Nachrichten Corona
Kreis Olpe, 31.03.2021

Tübinger Modell rechtlich nicht möglich

Kreis Olpe möchte vorsichtige Öffnungen – Hoffnung für Restaurants?

Warten auf Gäste: Restaurants, Kneipen und Hotels sind seit Monaten im Corona-Lockdown. 
Warten auf Gäste: Restaurants, Kneipen und Hotels sind seit Monaten im Corona-Lockdown. 
NGG
Kreis Olpe. Tübinger Verhältnisse, bei denen man nach einem negativen Corona-Test ein „digitales Tagesticket“ erhält und damit Läden, Restaurants und Kultureinrichtungen besuchen kann, wird es im Kreis Olpe vorerst nicht geben. Das wurde am Mittwochabend, 31. März, in der Sondersitzung des Ausschusses für Umwelt und Kreisentwicklung im Olper Kreishaus deutlich. Denn die geltende Corona-Schutzverordnung des Landes NRW erlaubt ein solches Vorgehen nicht.

Für die Sondersitzung hatte ein Vorstoß der Grünen gesorgt, das Tübinger Modell im Kreis Olpe einzuführen. „Wir müssen endlich handeln und nicht weiter unsere Bürger beschränken und den Einzelhandel und die Gastronomie in den Ruin treiben“, hatte Fraktionschef Fred-Josef Hansen in seinem Antrag geschrieben.
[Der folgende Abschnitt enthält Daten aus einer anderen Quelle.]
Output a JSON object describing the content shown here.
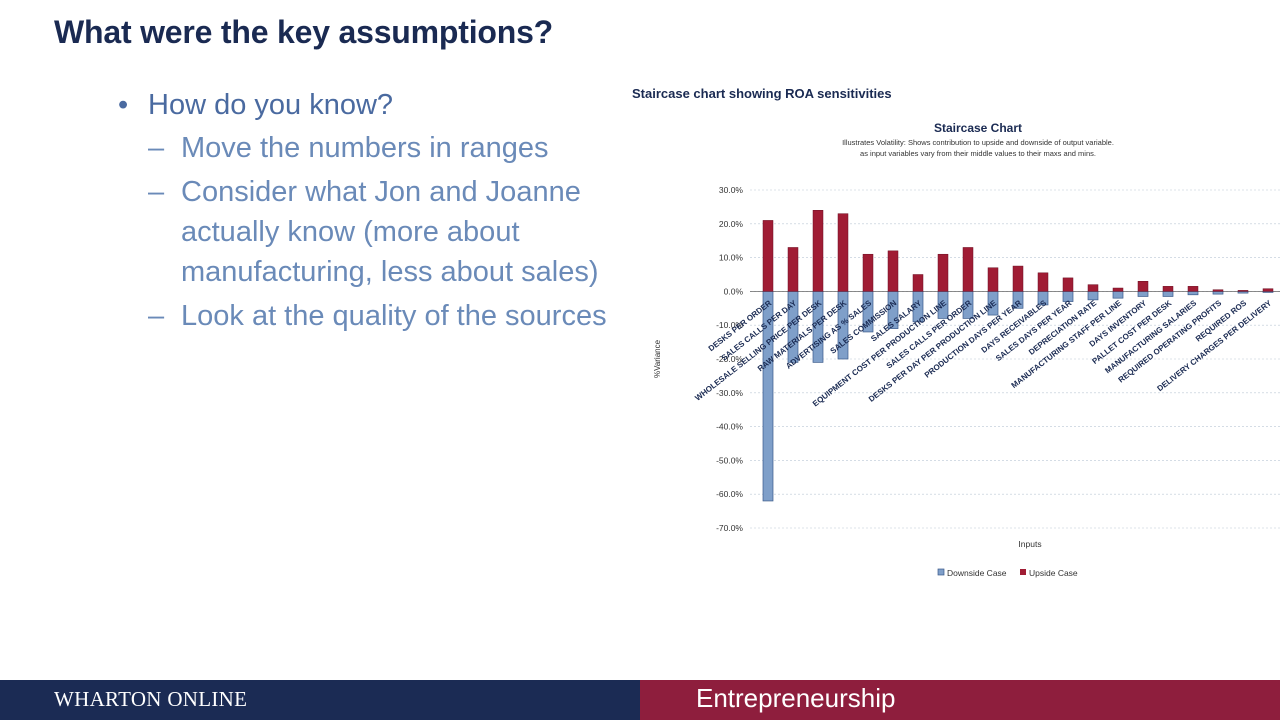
{
  "slide": {
    "title": "What were the key assumptions?",
    "bullet": "How do you know?",
    "subbullets": [
      "Move the numbers in ranges",
      "Consider what Jon and Joanne actually know (more about manufacturing, less about sales)",
      "Look at the quality of the sources"
    ],
    "chart_heading": "Staircase chart showing ROA sensitivities"
  },
  "footer": {
    "left": "WHARTON ONLINE",
    "right": "Entrepreneurship"
  },
  "colors": {
    "title": "#1a2a52",
    "bullet": "#4a6aa0",
    "downside": "#7f9fc9",
    "upside": "#a01c34",
    "footer_left": "#1b2b54",
    "footer_right": "#8e1e3d"
  },
  "chart_data": {
    "type": "bar",
    "title": "Staircase Chart",
    "subtitle": [
      "Illustrates Volatility: Shows contribution to upside and downside of output variable.",
      "as input variables vary from their middle values to their maxs and mins."
    ],
    "xlabel": "Inputs",
    "ylabel": "%Variance",
    "ylim": [
      -70,
      30
    ],
    "yticks": [
      "30.0%",
      "20.0%",
      "10.0%",
      "0.0%",
      "-10.0%",
      "-20.0%",
      "-30.0%",
      "-40.0%",
      "-50.0%",
      "-60.0%",
      "-70.0%"
    ],
    "grid": true,
    "legend": "bottom",
    "categories": [
      "DESKS PER ORDER",
      "SALES CALLS PER DAY",
      "WHOLESALE SELLING PRICE PER DESK",
      "RAW MATERIALS PER DESK",
      "ADVERTISING AS % SALES",
      "SALES COMMISSION",
      "SALES SALARY",
      "EQUIPMENT COST PER PRODUCTION LINE",
      "SALES CALLS PER ORDER",
      "DESKS PER DAY PER PRODUCTION LINE",
      "PRODUCTION DAYS PER YEAR",
      "DAYS RECEIVABLES",
      "SALES DAYS PER YEAR",
      "DEPRECIATION RATE",
      "MANUFACTURING STAFF PER LINE",
      "DAYS INVENTORY",
      "PALLET COST PER DESK",
      "MANUFACTURING SALARIES",
      "REQUIRED OPERATING PROFITS",
      "REQUIRED ROS",
      "DELIVERY CHARGES PER DELIVERY",
      "REQUIRED RO"
    ],
    "series": [
      {
        "name": "Downside Case",
        "values": [
          -62,
          -21,
          -21,
          -20,
          -12,
          -11,
          -9,
          -8,
          -8,
          -7,
          -5,
          -4,
          -3,
          -2.5,
          -2,
          -1.5,
          -1.5,
          -1,
          -0.8,
          -0.5,
          -0.3,
          -0.2
        ]
      },
      {
        "name": "Upside Case",
        "values": [
          21,
          13,
          24,
          23,
          11,
          12,
          5,
          11,
          13,
          7,
          7.5,
          5.5,
          4,
          2,
          1,
          3,
          1.5,
          1.5,
          0.5,
          0.3,
          0.8,
          0.2
        ]
      }
    ]
  }
}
Keine Akzeptanz fürs Zusperren

Grundsätzlich stieß der Vorstoß auf breite Zustimmung. „Wir begrüßen Schritte in Richtung normales Leben. Die Akzeptanz des weiteren Zusperrens geht bei der Bevölkerung gegen Null“, fand Joachim Hoffmann (FDP). Auch Landrat Theo Melcher fand die Initiative gut: „Ich bin dankbar, dass wir Wege aus der reinen Verbotssystematik suchen. Es ist sinnvoll, ein Stück normales Leben wieder da zu ermöglichen, wo es verantwortbar möglich ist.“

Doch dem Kreis seien die Hände gebunden, so Melcher, denn die NRW-Schutzverordnung schränke eigene Maßnahmen der Kreise und kreisfreien Städte stark ein. Mehr als die vom Kreis per Allgemeinverfügung umgesetzte Test-Option (Ladenbesuch mit Termin und negativem Coronatest) sei momentan nicht drin. Melcher: „Es geht nicht um Öffnungsschritte für Kinos, Gastronomie und Events. Das dürfen wir nicht.“

Kreis setzt auf Modellregion

Große Hoffnungen setzt man im Kreishaus aber darauf, dass der Kreis als eine der Modellregionen im Land ausgesucht wird, in denen (wissenschaftlich begleitete) Lockerungen erlaubt werden. Dabei soll sich jede Modellregion auf einen Bereich beschränken. Dafür hat der Landrat den Restaurant-Bereich ausgesucht und steht mit der Dehoga als Partner in engem Kontakt. Er ist guter Dinge, dass der Kreis dafür den Zuschlag erhalten wird.


Einstimmig einigte sich der Ausschuss auf folgende Absichtserklärung:

  1. Der Kreis spricht sich für verantwortungsvolle Öffnungen aus.
  2. Der Kreis wünscht sich, Modellregion für den Restaurant-Sektor zu werden.
  3. Die Teststrategie soll in Abstimmung mit den Städten und Gemeinden weiterentwickelt werden mit dem Ziel, mehr als einen kostenlosen Schnelltest pro Woche anzubieten.